What about a $25 "quickie" reader drive?
It's very popular for on-the-fly purposes.
Of course, fastest on-the fly copy times are acheived by:
Reader drive on motherboard's primary master IDE channel, alone on the cable
Writer drive on motherboard's secondary master IDE channel, alone on the cable
Hard drives on SCSI, SATA, or an add-in IDE card.
Motherboard's bios (standard section) set to auto detect and auto type the primary master and secondary master, as this will give the best chance for full performance of your optical drives. You may choose primary slave and secondary slave set to "none" to prevent the motherboard from hunting for devices that do not exist and save time during startup.
In all cases, use high quality, modern, medium-short length interconnect cables that are not cramped or touching other cables in computer case. There is only one brand of round cable that fully conforms to UDMA specs, but most 80 wire ribbon cables perform well. A powerful, low noise, name brand power supply is also necessary.
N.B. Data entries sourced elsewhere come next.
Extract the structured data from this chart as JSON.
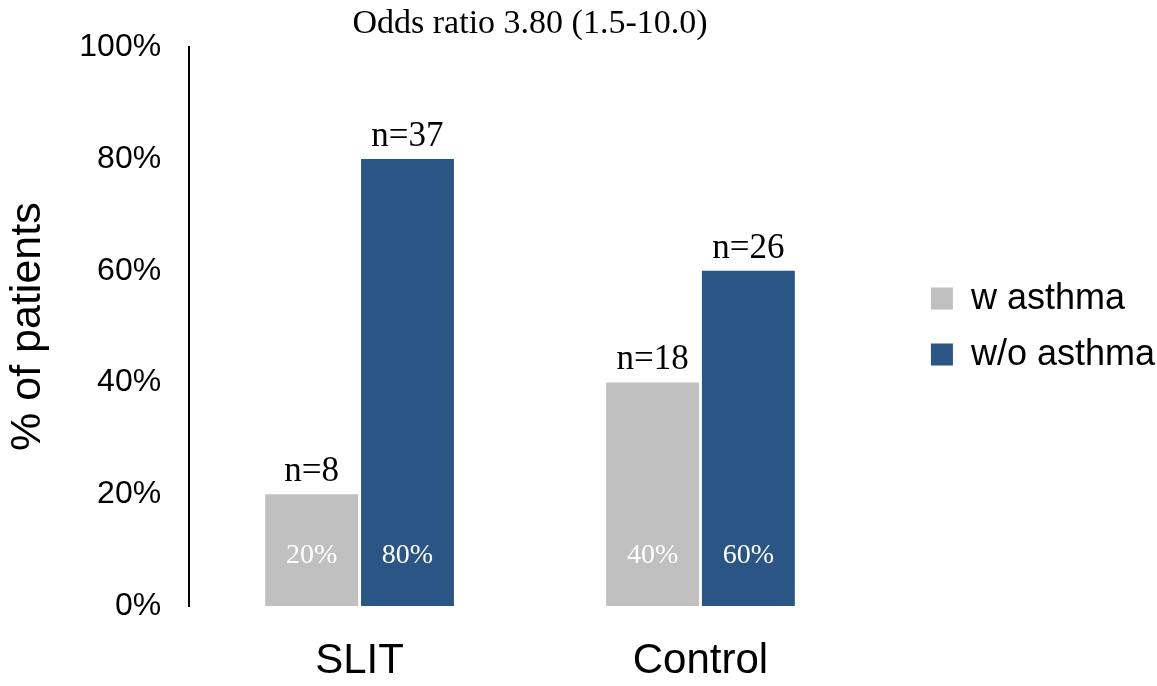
{
  "chart_data": {
    "type": "bar",
    "title": "Odds ratio 3.80 (1.5-10.0)",
    "ylabel": "% of patients",
    "categories": [
      "SLIT",
      "Control"
    ],
    "series": [
      {
        "name": "w asthma",
        "color": "#c0c0c0",
        "values": [
          20,
          40
        ],
        "value_labels": [
          "20%",
          "40%"
        ]
      },
      {
        "name": "w/o asthma",
        "color": "#2b5584",
        "values": [
          80,
          60
        ],
        "value_labels": [
          "80%",
          "60%"
        ]
      }
    ],
    "ylim": [
      0,
      100
    ],
    "yticks": [
      {
        "value": 0,
        "label": "0%"
      },
      {
        "value": 20,
        "label": "20%"
      },
      {
        "value": 40,
        "label": "40%"
      },
      {
        "value": 60,
        "label": "60%"
      },
      {
        "value": 80,
        "label": "80%"
      },
      {
        "value": 100,
        "label": "100%"
      }
    ],
    "grid": false,
    "legend": "right",
    "annotations": [
      {
        "text": "n=8",
        "x": "SLIT",
        "y": 20
      },
      {
        "text": "n=37",
        "x": "SLIT",
        "y": 80
      },
      {
        "text": "n=18",
        "x": "Control",
        "y": 40
      },
      {
        "text": "n=26",
        "x": "Control",
        "y": 60
      }
    ]
  }
}
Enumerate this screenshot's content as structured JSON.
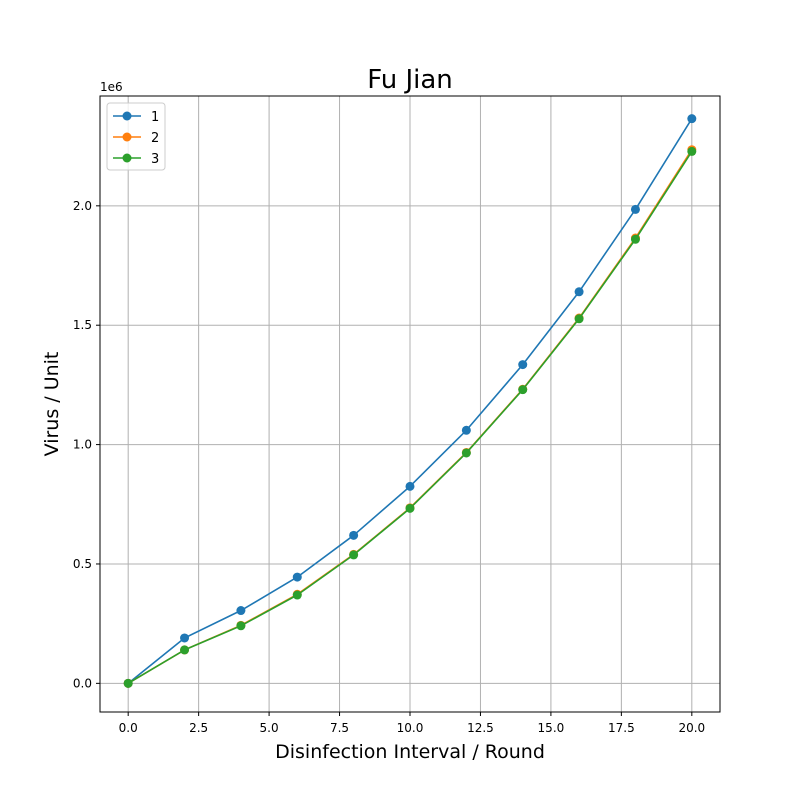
{
  "chart_data": {
    "type": "line",
    "title": "Fu Jian",
    "xlabel": "Disinfection Interval / Round",
    "ylabel": "Virus / Unit",
    "y_offset_label": "1e6",
    "y_multiplier": 1000000,
    "xlim": [
      -1.0,
      21.0
    ],
    "ylim": [
      -120000,
      2460000
    ],
    "x_ticks": [
      0.0,
      2.5,
      5.0,
      7.5,
      10.0,
      12.5,
      15.0,
      17.5,
      20.0
    ],
    "x_tick_labels": [
      "0.0",
      "2.5",
      "5.0",
      "7.5",
      "10.0",
      "12.5",
      "15.0",
      "17.5",
      "20.0"
    ],
    "y_ticks": [
      0,
      500000,
      1000000,
      1500000,
      2000000
    ],
    "y_tick_labels": [
      "0.0",
      "0.5",
      "1.0",
      "1.5",
      "2.0"
    ],
    "grid": true,
    "legend_position": "top-left",
    "x": [
      0,
      2,
      4,
      6,
      8,
      10,
      12,
      14,
      16,
      18,
      20
    ],
    "series": [
      {
        "name": "1",
        "color": "#1f77b4",
        "values": [
          0,
          190000,
          305000,
          445000,
          620000,
          825000,
          1060000,
          1335000,
          1640000,
          1985000,
          2365000
        ]
      },
      {
        "name": "2",
        "color": "#ff7f0e",
        "values": [
          0,
          140000,
          243000,
          373000,
          540000,
          735000,
          967000,
          1232000,
          1530000,
          1865000,
          2235000
        ]
      },
      {
        "name": "3",
        "color": "#2ca02c",
        "values": [
          0,
          140000,
          241000,
          370000,
          538000,
          733000,
          965000,
          1230000,
          1527000,
          1860000,
          2228000
        ]
      }
    ]
  }
}
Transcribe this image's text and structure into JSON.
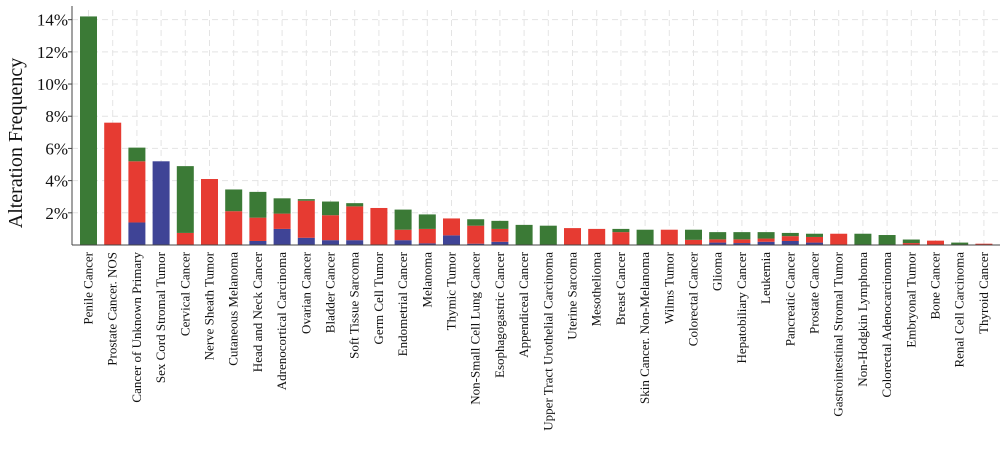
{
  "chart_data": {
    "type": "bar",
    "stacked": true,
    "title": "",
    "xlabel": "",
    "ylabel": "Alteration Frequency",
    "ylim": [
      0,
      14.6
    ],
    "yticks": [
      "2%",
      "4%",
      "6%",
      "8%",
      "10%",
      "12%",
      "14%"
    ],
    "ytick_values": [
      2,
      4,
      6,
      8,
      10,
      12,
      14
    ],
    "grid": true,
    "legend": "none",
    "colors": {
      "blue": "#3f4496",
      "red": "#e63b32",
      "green": "#3b7a36"
    },
    "categories": [
      "Penile Cancer",
      "Prostate Cancer. NOS",
      "Cancer of Unknown Primary",
      "Sex Cord Stromal Tumor",
      "Cervical Cancer",
      "Nerve Sheath Tumor",
      "Cutaneous Melanoma",
      "Head and Neck Cancer",
      "Adrenocortical Carcinoma",
      "Ovarian Cancer",
      "Bladder Cancer",
      "Soft Tissue Sarcoma",
      "Germ Cell Tumor",
      "Endometrial Cancer",
      "Melanoma",
      "Thymic Tumor",
      "Non-Small Cell Lung Cancer",
      "Esophagogastric Cancer",
      "Appendiceal Cancer",
      "Upper Tract Urothelial Carcinoma",
      "Uterine Sarcoma",
      "Mesothelioma",
      "Breast Cancer",
      "Skin Cancer. Non-Melanoma",
      "Wilms Tumor",
      "Colorectal Cancer",
      "Glioma",
      "Hepatobiliary Cancer",
      "Leukemia",
      "Pancreatic Cancer",
      "Prostate Cancer",
      "Gastrointestinal Stromal Tumor",
      "Non-Hodgkin Lymphoma",
      "Colorectal Adenocarcinoma",
      "Embryonal Tumor",
      "Bone Cancer",
      "Renal Cell Carcinoma",
      "Thyroid Cancer"
    ],
    "series": [
      {
        "color": "blue",
        "values": [
          0,
          0,
          1.4,
          5.2,
          0,
          0,
          0,
          0.25,
          1.0,
          0.45,
          0.3,
          0.3,
          0,
          0.3,
          0.1,
          0.6,
          0.08,
          0.2,
          0,
          0,
          0,
          0,
          0,
          0,
          0,
          0,
          0.15,
          0.12,
          0.2,
          0.25,
          0.15,
          0,
          0,
          0,
          0,
          0,
          0,
          0
        ]
      },
      {
        "color": "red",
        "values": [
          0,
          7.6,
          3.8,
          0,
          0.75,
          4.1,
          2.1,
          1.45,
          0.95,
          2.3,
          1.55,
          2.1,
          2.3,
          0.65,
          0.9,
          1.05,
          1.12,
          0.8,
          0,
          0,
          1.05,
          1.0,
          0.8,
          0,
          0.95,
          0.32,
          0.2,
          0.23,
          0.2,
          0.3,
          0.35,
          0.7,
          0,
          0,
          0.12,
          0.27,
          0.03,
          0.08
        ]
      },
      {
        "color": "green",
        "values": [
          14.2,
          0,
          0.85,
          0,
          4.15,
          0,
          1.35,
          1.6,
          0.95,
          0.1,
          0.85,
          0.2,
          0,
          1.25,
          0.9,
          0,
          0.4,
          0.5,
          1.25,
          1.2,
          0,
          0,
          0.2,
          0.95,
          0,
          0.63,
          0.45,
          0.45,
          0.4,
          0.2,
          0.2,
          0,
          0.7,
          0.62,
          0.22,
          0,
          0.12,
          0
        ]
      }
    ]
  }
}
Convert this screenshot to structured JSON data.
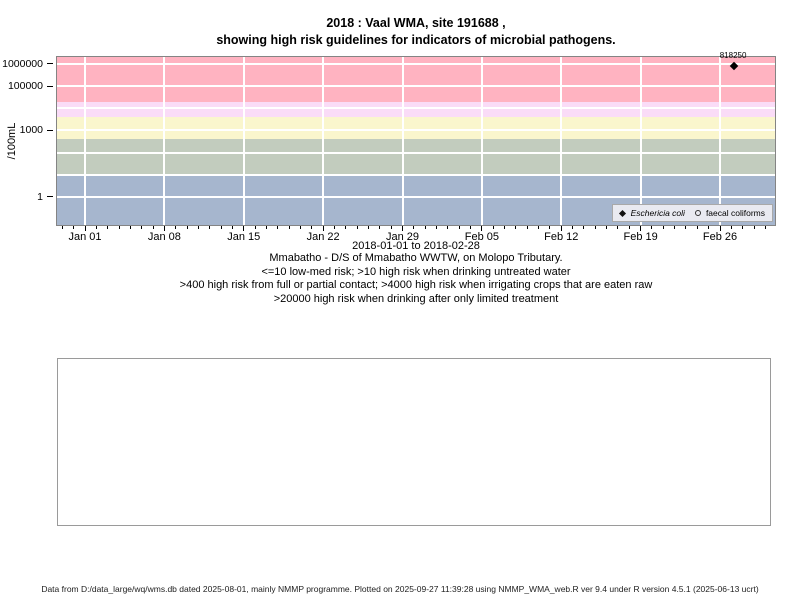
{
  "title": {
    "line1": "2018 : Vaal WMA, site 191688 ,",
    "line2": "showing high risk guidelines for indicators of microbial pathogens."
  },
  "chart_data": {
    "type": "scatter",
    "y_scale": "log10",
    "ylabel": "/100mL",
    "x_range_note": "2018-01-01 to 2018-02-28",
    "x_epoch_date": "2018-01-01",
    "x_range_days": [
      -2.47,
      60.85
    ],
    "y_range_log10": [
      -1.263,
      6.313
    ],
    "grid_color": "#ffffff",
    "x_ticks": [
      {
        "label": "Jan 01",
        "day": 0
      },
      {
        "label": "Jan 08",
        "day": 7
      },
      {
        "label": "Jan 15",
        "day": 14
      },
      {
        "label": "Jan 22",
        "day": 21
      },
      {
        "label": "Jan 29",
        "day": 28
      },
      {
        "label": "Feb 05",
        "day": 35
      },
      {
        "label": "Feb 12",
        "day": 42
      },
      {
        "label": "Feb 19",
        "day": 49
      },
      {
        "label": "Feb 26",
        "day": 56
      }
    ],
    "x_minor_ticks": {
      "from": -2,
      "to": 60,
      "step": 1
    },
    "y_ticks": [
      {
        "label": "1000000",
        "value": 1000000
      },
      {
        "label": "100000",
        "value": 100000
      },
      {
        "label": "1000",
        "value": 1000
      },
      {
        "label": "1",
        "value": 1
      }
    ],
    "y_gridline_values": [
      1,
      10,
      100,
      1000,
      10000,
      100000,
      1000000
    ],
    "bands": [
      {
        "meaning": ">20000 high risk when drinking after only limited treatment",
        "from": 20000,
        "to": null,
        "color": "#ffb3c1"
      },
      {
        "meaning": ">4000 high risk when irrigating crops that are eaten raw",
        "from": 4000,
        "to": 20000,
        "color": "#fadcf7"
      },
      {
        "meaning": ">400 high risk from full or partial contact",
        "from": 400,
        "to": 4000,
        "color": "#faf6cd"
      },
      {
        "meaning": ">10 high risk when drinking untreated water",
        "from": 10,
        "to": 400,
        "color": "#c2ccbe"
      },
      {
        "meaning": "<=10 low-med risk",
        "from": null,
        "to": 10,
        "color": "#a6b6ce"
      }
    ],
    "series": [
      {
        "name": "Eschericia coli",
        "symbol": "filled-diamond",
        "color": "#000000",
        "points": [
          {
            "day": 57.2,
            "value": 818250,
            "label": "818250"
          }
        ]
      },
      {
        "name": "faecal coliforms",
        "symbol": "open-circle",
        "color": "#000000",
        "points": []
      }
    ],
    "legend_position": "bottom-right"
  },
  "legend": {
    "items": [
      {
        "label": "Eschericia coli",
        "symbol": "filled-diamond"
      },
      {
        "label": "faecal coliforms",
        "symbol": "open-circle"
      }
    ]
  },
  "caption": {
    "lines": [
      "Mmabatho - D/S of Mmabatho WWTW, on Molopo Tributary.",
      "<=10 low-med risk; >10 high risk when drinking untreated water",
      ">400 high risk from full or partial contact; >4000 high risk when irrigating crops that are eaten raw",
      ">20000 high risk when drinking after only limited treatment"
    ]
  },
  "footer": {
    "text": "Data from D:/data_large/wq/wms.db dated 2025-08-01, mainly NMMP programme. Plotted on 2025-09-27 11:39:28 using NMMP_WMA_web.R ver 9.4 under R version 4.5.1 (2025-06-13 ucrt)"
  }
}
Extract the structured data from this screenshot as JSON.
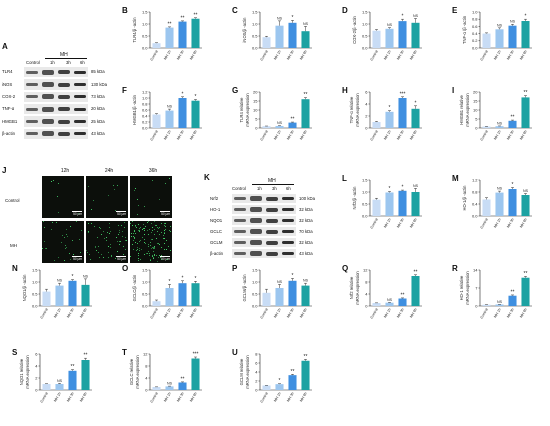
{
  "colors": {
    "control": "#c8dcf5",
    "mh1": "#9cc6ef",
    "mh3": "#3f8fe0",
    "mh6": "#1ca2a2"
  },
  "categories": [
    "Control",
    "MH 1h",
    "MH 3h",
    "MH 6h"
  ],
  "panel_A": {
    "letter": "A",
    "header": "MH",
    "columns": [
      "Control",
      "1h",
      "3h",
      "6h"
    ],
    "proteins": [
      "TLR4",
      "iNOS",
      "COX-2",
      "TNF-α",
      "HMGB1",
      "β-actin"
    ],
    "sizes": [
      "85 kDa",
      "130 kDa",
      "73 kDa",
      "20 kDa",
      "25 kDa",
      "43 kDa"
    ]
  },
  "panel_K": {
    "letter": "K",
    "header": "MH",
    "columns": [
      "Control",
      "1h",
      "3h",
      "6h"
    ],
    "proteins": [
      "Nrf2",
      "HO-1",
      "NQO1",
      "GCLC",
      "GCLM",
      "β-actin"
    ],
    "sizes": [
      "100 kDa",
      "32 kDa",
      "32 kDa",
      "70 kDa",
      "32 kDa",
      "43 kDa"
    ]
  },
  "panel_J": {
    "letter": "J",
    "times": [
      "12h",
      "24h",
      "36h"
    ],
    "rows": [
      "Control",
      "MH"
    ],
    "scale": "50 μm"
  },
  "chart_data": [
    {
      "id": "B",
      "type": "bar",
      "ylabel": "TLR4/β -actin",
      "categories": [
        "Control",
        "MH 1h",
        "MH 3h",
        "MH 6h"
      ],
      "values": [
        0.2,
        0.85,
        1.1,
        1.22
      ],
      "errors": [
        0.02,
        0.03,
        0.03,
        0.04
      ],
      "sig": [
        "",
        "**",
        "**",
        "**"
      ],
      "ylim": [
        0,
        1.5
      ],
      "yticks": [
        "0.0",
        "0.5",
        "1.0",
        "1.5"
      ]
    },
    {
      "id": "C",
      "type": "bar",
      "ylabel": "iNOS/β -actin",
      "categories": [
        "Control",
        "MH 1h",
        "MH 3h",
        "MH 6h"
      ],
      "values": [
        0.45,
        0.93,
        1.05,
        0.7
      ],
      "errors": [
        0.04,
        0.2,
        0.1,
        0.2
      ],
      "sig": [
        "",
        "NS",
        "*",
        "NS"
      ],
      "ylim": [
        0,
        1.5
      ],
      "yticks": [
        "0.0",
        "0.5",
        "1.0",
        "1.5"
      ]
    },
    {
      "id": "D",
      "type": "bar",
      "ylabel": "COX-2/β -actin",
      "categories": [
        "Control",
        "MH 1h",
        "MH 3h",
        "MH 6h"
      ],
      "values": [
        0.72,
        0.8,
        1.12,
        1.05
      ],
      "errors": [
        0.05,
        0.05,
        0.08,
        0.18
      ],
      "sig": [
        "",
        "NS",
        "*",
        "NS"
      ],
      "ylim": [
        0,
        1.5
      ],
      "yticks": [
        "0.0",
        "0.5",
        "1.0",
        "1.5"
      ]
    },
    {
      "id": "E",
      "type": "bar",
      "ylabel": "TNF-α /β -actin",
      "categories": [
        "Control",
        "MH 1h",
        "MH 3h",
        "MH 6h"
      ],
      "values": [
        0.4,
        0.52,
        0.62,
        0.75
      ],
      "errors": [
        0.02,
        0.04,
        0.04,
        0.05
      ],
      "sig": [
        "",
        "NS",
        "NS",
        "*"
      ],
      "ylim": [
        0,
        1.0
      ],
      "yticks": [
        "0.0",
        "0.2",
        "0.4",
        "0.6",
        "0.8",
        "1.0"
      ]
    },
    {
      "id": "F",
      "type": "bar",
      "ylabel": "HMGB1/β -actin",
      "categories": [
        "Control",
        "MH 1h",
        "MH 3h",
        "MH 6h"
      ],
      "values": [
        0.45,
        0.58,
        1.0,
        0.91
      ],
      "errors": [
        0.03,
        0.05,
        0.04,
        0.04
      ],
      "sig": [
        "",
        "NS",
        "*",
        "*"
      ],
      "ylim": [
        0,
        1.2
      ],
      "yticks": [
        "0.0",
        "0.2",
        "0.4",
        "0.6",
        "0.8",
        "1.0",
        "1.2"
      ]
    },
    {
      "id": "G",
      "type": "bar",
      "ylabel": "TLR4 relative\nmRNA expression",
      "categories": [
        "Control",
        "MH 1h",
        "MH 3h",
        "MH 6h"
      ],
      "values": [
        1.0,
        1.1,
        3.0,
        16.0
      ],
      "errors": [
        0.1,
        0.2,
        0.3,
        0.9
      ],
      "sig": [
        "",
        "NS",
        "**",
        "**"
      ],
      "ylim": [
        0,
        20
      ],
      "yticks": [
        "0",
        "5",
        "10",
        "15",
        "20"
      ]
    },
    {
      "id": "H",
      "type": "bar",
      "ylabel": "TNF-α relative\nmRNA expression",
      "categories": [
        "Control",
        "MH 1h",
        "MH 3h",
        "MH 6h"
      ],
      "values": [
        1.0,
        2.7,
        5.0,
        3.2
      ],
      "errors": [
        0.1,
        0.2,
        0.2,
        0.5
      ],
      "sig": [
        "",
        "*",
        "***",
        "*"
      ],
      "ylim": [
        0,
        6
      ],
      "yticks": [
        "0",
        "2",
        "4",
        "6"
      ]
    },
    {
      "id": "I",
      "type": "bar",
      "ylabel": "HMGB1 relative\nmRNA expression",
      "categories": [
        "Control",
        "MH 1h",
        "MH 3h",
        "MH 6h"
      ],
      "values": [
        0.8,
        1.0,
        4.0,
        17.0
      ],
      "errors": [
        0.1,
        0.15,
        0.4,
        1.0
      ],
      "sig": [
        "",
        "NS",
        "**",
        "**"
      ],
      "ylim": [
        0,
        20
      ],
      "yticks": [
        "0",
        "5",
        "10",
        "15",
        "20"
      ]
    },
    {
      "id": "L",
      "type": "bar",
      "ylabel": "Nrf2/β -actin",
      "categories": [
        "Control",
        "MH 1h",
        "MH 3h",
        "MH 6h"
      ],
      "values": [
        0.68,
        0.98,
        1.05,
        1.0
      ],
      "errors": [
        0.06,
        0.04,
        0.03,
        0.15
      ],
      "sig": [
        "",
        "*",
        "*",
        "NS"
      ],
      "ylim": [
        0,
        1.5
      ],
      "yticks": [
        "0.0",
        "0.5",
        "1.0",
        "1.5"
      ]
    },
    {
      "id": "M",
      "type": "bar",
      "ylabel": "HO-1/β -actin",
      "categories": [
        "Control",
        "MH 1h",
        "MH 3h",
        "MH 6h"
      ],
      "values": [
        0.55,
        0.78,
        0.9,
        0.7
      ],
      "errors": [
        0.06,
        0.05,
        0.05,
        0.05
      ],
      "sig": [
        "",
        "NS",
        "*",
        "NS"
      ],
      "ylim": [
        0,
        1.2
      ],
      "yticks": [
        "0.0",
        "0.4",
        "0.8",
        "1.2"
      ]
    },
    {
      "id": "N",
      "type": "bar",
      "ylabel": "NQO1/β -actin",
      "categories": [
        "Control",
        "MH 1h",
        "MH 3h",
        "MH 6h"
      ],
      "values": [
        0.6,
        0.85,
        1.05,
        0.88
      ],
      "errors": [
        0.1,
        0.1,
        0.05,
        0.25
      ],
      "sig": [
        "",
        "NS",
        "*",
        "NS"
      ],
      "ylim": [
        0,
        1.5
      ],
      "yticks": [
        "0.0",
        "0.5",
        "1.0",
        "1.5"
      ]
    },
    {
      "id": "O",
      "type": "bar",
      "ylabel": "GCLC/β -actin",
      "categories": [
        "Control",
        "MH 1h",
        "MH 3h",
        "MH 6h"
      ],
      "values": [
        0.2,
        0.75,
        0.95,
        0.95
      ],
      "errors": [
        0.05,
        0.15,
        0.1,
        0.08
      ],
      "sig": [
        "",
        "*",
        "*",
        "*"
      ],
      "ylim": [
        0,
        1.5
      ],
      "yticks": [
        "0.0",
        "0.5",
        "1.0",
        "1.5"
      ]
    },
    {
      "id": "P",
      "type": "bar",
      "ylabel": "GCLM/β -actin",
      "categories": [
        "Control",
        "MH 1h",
        "MH 3h",
        "MH 6h"
      ],
      "values": [
        0.55,
        0.75,
        1.05,
        0.85
      ],
      "errors": [
        0.15,
        0.15,
        0.1,
        0.1
      ],
      "sig": [
        "",
        "NS",
        "*",
        "NS"
      ],
      "ylim": [
        0,
        1.5
      ],
      "yticks": [
        "0.0",
        "0.5",
        "1.0",
        "1.5"
      ]
    },
    {
      "id": "Q",
      "type": "bar",
      "ylabel": "Nrf2 relative\nmRNA expression",
      "categories": [
        "Control",
        "MH 1h",
        "MH 3h",
        "MH 6h"
      ],
      "values": [
        1.0,
        1.1,
        2.5,
        10.0
      ],
      "errors": [
        0.05,
        0.1,
        0.2,
        0.4
      ],
      "sig": [
        "",
        "NS",
        "**",
        "**"
      ],
      "ylim": [
        0,
        12
      ],
      "yticks": [
        "0",
        "4",
        "8",
        "12"
      ]
    },
    {
      "id": "R",
      "type": "bar",
      "ylabel": "HO-1 relative\nmRNA expression",
      "categories": [
        "Control",
        "MH 1h",
        "MH 3h",
        "MH 6h"
      ],
      "values": [
        0.5,
        0.6,
        4.0,
        11.0
      ],
      "errors": [
        0.05,
        0.05,
        0.3,
        0.5
      ],
      "sig": [
        "",
        "NS",
        "**",
        "**"
      ],
      "ylim": [
        0,
        14
      ],
      "yticks": [
        "0",
        "7",
        "14"
      ]
    },
    {
      "id": "S",
      "type": "bar",
      "ylabel": "NQO1 relative\nmRNA expression",
      "categories": [
        "Control",
        "MH 1h",
        "MH 3h",
        "MH 6h"
      ],
      "values": [
        1.0,
        1.0,
        3.2,
        5.0
      ],
      "errors": [
        0.05,
        0.1,
        0.2,
        0.3
      ],
      "sig": [
        "",
        "NS",
        "**",
        "**"
      ],
      "ylim": [
        0,
        6
      ],
      "yticks": [
        "0",
        "2",
        "4",
        "6"
      ]
    },
    {
      "id": "T",
      "type": "bar",
      "ylabel": "GCLC relative\nmRNA expression",
      "categories": [
        "Control",
        "MH 1h",
        "MH 3h",
        "MH 6h"
      ],
      "values": [
        1.0,
        1.2,
        2.5,
        10.5
      ],
      "errors": [
        0.05,
        0.1,
        0.2,
        0.5
      ],
      "sig": [
        "",
        "NS",
        "**",
        "***"
      ],
      "ylim": [
        0,
        12
      ],
      "yticks": [
        "0",
        "4",
        "8",
        "12"
      ]
    },
    {
      "id": "U",
      "type": "bar",
      "ylabel": "GCLM relative\nmRNA expression",
      "categories": [
        "Control",
        "MH 1h",
        "MH 3h",
        "MH 6h"
      ],
      "values": [
        1.0,
        1.3,
        3.3,
        6.5
      ],
      "errors": [
        0.05,
        0.1,
        0.2,
        0.3
      ],
      "sig": [
        "",
        "*",
        "**",
        "**"
      ],
      "ylim": [
        0,
        8
      ],
      "yticks": [
        "0",
        "2",
        "4",
        "6",
        "8"
      ]
    }
  ]
}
With these, it is possible to put drives onto seperate power channels to eliminate the power issues that cause additional PIFs.
Have a great deal of RAM installed in the computer system to prevent the idiotic, and very slow, trick/issue of Microsoft Windows using the hard drive memory swap file to contain the writing software's buffer. Reducing the writing software's buffer to fit in available free memory is vital to on-the fly duplication. So, have as much free memory as possible/budget allows.
With these issues addressed, you should have full 16x speeds.
Basically, it's having each device on its own controller that will give you the speed you need.